Use the new variables to simplify the vector appearing in the numerator. $$\eqalign{ &\Big(WM-\tfrac{1}{n}WMAA^T\Big)^T = \Big(M^Tw - \tfrac{1}{n}JM^Tw\Big) = Cy = z \\ }$$ Call the objective function $\phi$, and start by differentiating its square. $$\eqalign{ \phi^2 &= n\beta^{-2}z^Tz \\ 2\phi\,d\phi &= 2n\beta^{-2}z^Tdz - 2n\beta^{-3}z^Tz\,d\beta \\ d\phi &= n\phi^{-1}\beta^{-3}z^T\Big(\beta\,dz - z\,d\beta\Big) \\ &= n\phi^{-1}\beta^{-3}z^T\Big(\beta\,CM^T - z{\tt1}^TM^T\Big)\,dw \\ &= n\phi^{-1}\alpha^{-1}\beta^{-3}z^T\Big(\beta\,CM^T - z{\tt1}^TM^T\Big)\,\Big(I - w{\tt1}^T\Big)\,dx \\ \frac{\partial\phi}{\partial x} &= n\phi^{-1}\alpha^{-1}\beta^{-3}\Big(I - {\tt1}w^T\Big)\,\Big(\beta\,MC - M{\tt1}z^T\Big)z \\ }$$ Set the gradient to zero. $$\eqalign{ \Big({\tt1}w^T\Big)\,\Big(\beta\,MC - M{\tt1}z^T\Big)\,z &= I\Big(\beta\,MC - M{\tt1}z^T\Big)\,z \\ }$$ Eliminate $z$ in favor of $w$. $$\eqalign{ \Big({\tt1}w^T\Big)\,\Big(\beta MC - M{\tt1}w^TMC\Big)\,CM^Tw &= \Big(\beta MC - M{\tt1}w^TMC\Big)\,CM^Tw \\ \Big({\tt1}w^T\Big)\,\Big(\beta I - M{\tt1}w^T\Big)\,MCM^Tw &= \Big(\beta I - M{\tt1}w^T\Big)\,MCM^Tw \\ \Big(\r{\beta}{\tt1}w^T - {\tt1}\r{w^TM{\tt1}}w^T\Big)\,MCM^Tw &= \Big(\beta I - M{\tt1}w^T\Big)\,MCM^Tw \\ 0 &= \Big(\beta I - M{\tt1}w^T\Big)\,MCM^Tw \\ M{\tt1}w^T\g{MCM^Tw} &= \beta\,\g{MCM^Tw} \\ \Big((M{\tt1})w^T\Big)\g{v} &= \beta\g{v} \\ Bv &= \beta v \\ }$$ The last line is an eigenvalue equation.

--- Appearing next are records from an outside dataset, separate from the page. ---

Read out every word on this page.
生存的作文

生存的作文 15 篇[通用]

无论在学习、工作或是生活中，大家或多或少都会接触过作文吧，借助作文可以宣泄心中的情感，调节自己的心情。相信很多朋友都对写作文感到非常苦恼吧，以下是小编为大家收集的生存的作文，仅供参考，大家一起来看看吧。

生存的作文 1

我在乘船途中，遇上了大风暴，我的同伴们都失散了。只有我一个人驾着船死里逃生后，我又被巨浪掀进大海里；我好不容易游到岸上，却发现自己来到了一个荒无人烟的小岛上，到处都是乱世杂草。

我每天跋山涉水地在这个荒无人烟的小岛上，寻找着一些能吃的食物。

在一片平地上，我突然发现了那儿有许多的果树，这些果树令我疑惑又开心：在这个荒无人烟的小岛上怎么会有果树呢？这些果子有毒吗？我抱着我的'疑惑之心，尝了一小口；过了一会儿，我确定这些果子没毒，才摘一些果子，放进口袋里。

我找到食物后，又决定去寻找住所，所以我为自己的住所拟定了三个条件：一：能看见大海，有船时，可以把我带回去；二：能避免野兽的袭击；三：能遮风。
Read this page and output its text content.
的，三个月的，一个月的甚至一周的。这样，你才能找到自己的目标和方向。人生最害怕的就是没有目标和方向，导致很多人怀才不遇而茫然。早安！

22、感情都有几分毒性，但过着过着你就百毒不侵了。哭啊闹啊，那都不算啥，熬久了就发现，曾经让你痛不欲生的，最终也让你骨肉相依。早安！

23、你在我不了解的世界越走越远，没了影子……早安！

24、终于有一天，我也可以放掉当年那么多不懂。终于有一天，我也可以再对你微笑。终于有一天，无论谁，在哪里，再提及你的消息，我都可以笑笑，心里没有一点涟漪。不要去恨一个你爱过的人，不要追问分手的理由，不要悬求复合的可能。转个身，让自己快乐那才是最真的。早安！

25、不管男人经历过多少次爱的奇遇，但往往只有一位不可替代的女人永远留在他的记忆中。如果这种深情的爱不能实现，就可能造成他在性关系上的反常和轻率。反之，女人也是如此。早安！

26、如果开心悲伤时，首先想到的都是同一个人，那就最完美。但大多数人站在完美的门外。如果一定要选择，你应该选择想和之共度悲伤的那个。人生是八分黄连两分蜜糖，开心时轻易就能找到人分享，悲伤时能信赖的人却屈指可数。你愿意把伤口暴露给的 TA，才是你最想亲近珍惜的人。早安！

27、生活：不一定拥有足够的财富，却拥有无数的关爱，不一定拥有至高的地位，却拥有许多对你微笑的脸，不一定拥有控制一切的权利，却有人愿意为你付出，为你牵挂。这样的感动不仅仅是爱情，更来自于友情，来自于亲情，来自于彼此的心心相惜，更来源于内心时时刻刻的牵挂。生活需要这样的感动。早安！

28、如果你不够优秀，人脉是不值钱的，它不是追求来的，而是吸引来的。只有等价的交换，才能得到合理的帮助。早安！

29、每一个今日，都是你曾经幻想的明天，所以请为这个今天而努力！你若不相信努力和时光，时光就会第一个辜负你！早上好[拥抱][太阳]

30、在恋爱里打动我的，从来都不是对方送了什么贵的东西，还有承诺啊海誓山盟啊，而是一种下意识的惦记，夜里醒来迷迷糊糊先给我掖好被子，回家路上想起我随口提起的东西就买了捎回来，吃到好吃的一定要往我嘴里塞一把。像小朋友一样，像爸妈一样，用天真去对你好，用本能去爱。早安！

Since the matrix $B$ is rank-${\tt1}$, there is only one non-trivial eigenvector, which miraculously allows for a closed-form solution to the problem. $$\eqalign{ v &= M{\tt1} \qquad\qquad\big({\rm eigenvector\,of\,}B\big) \\ (MCM^T)w &= M{\tt1} \\ w &= (MCM^T)^+M{\tt1} + \Big(I-(MCM^T)^+MCM^T\Big)q \\ }$$ where $H^+$ denotes the pseudo-inverse of $H$ and $q$ is an arbitrary vector.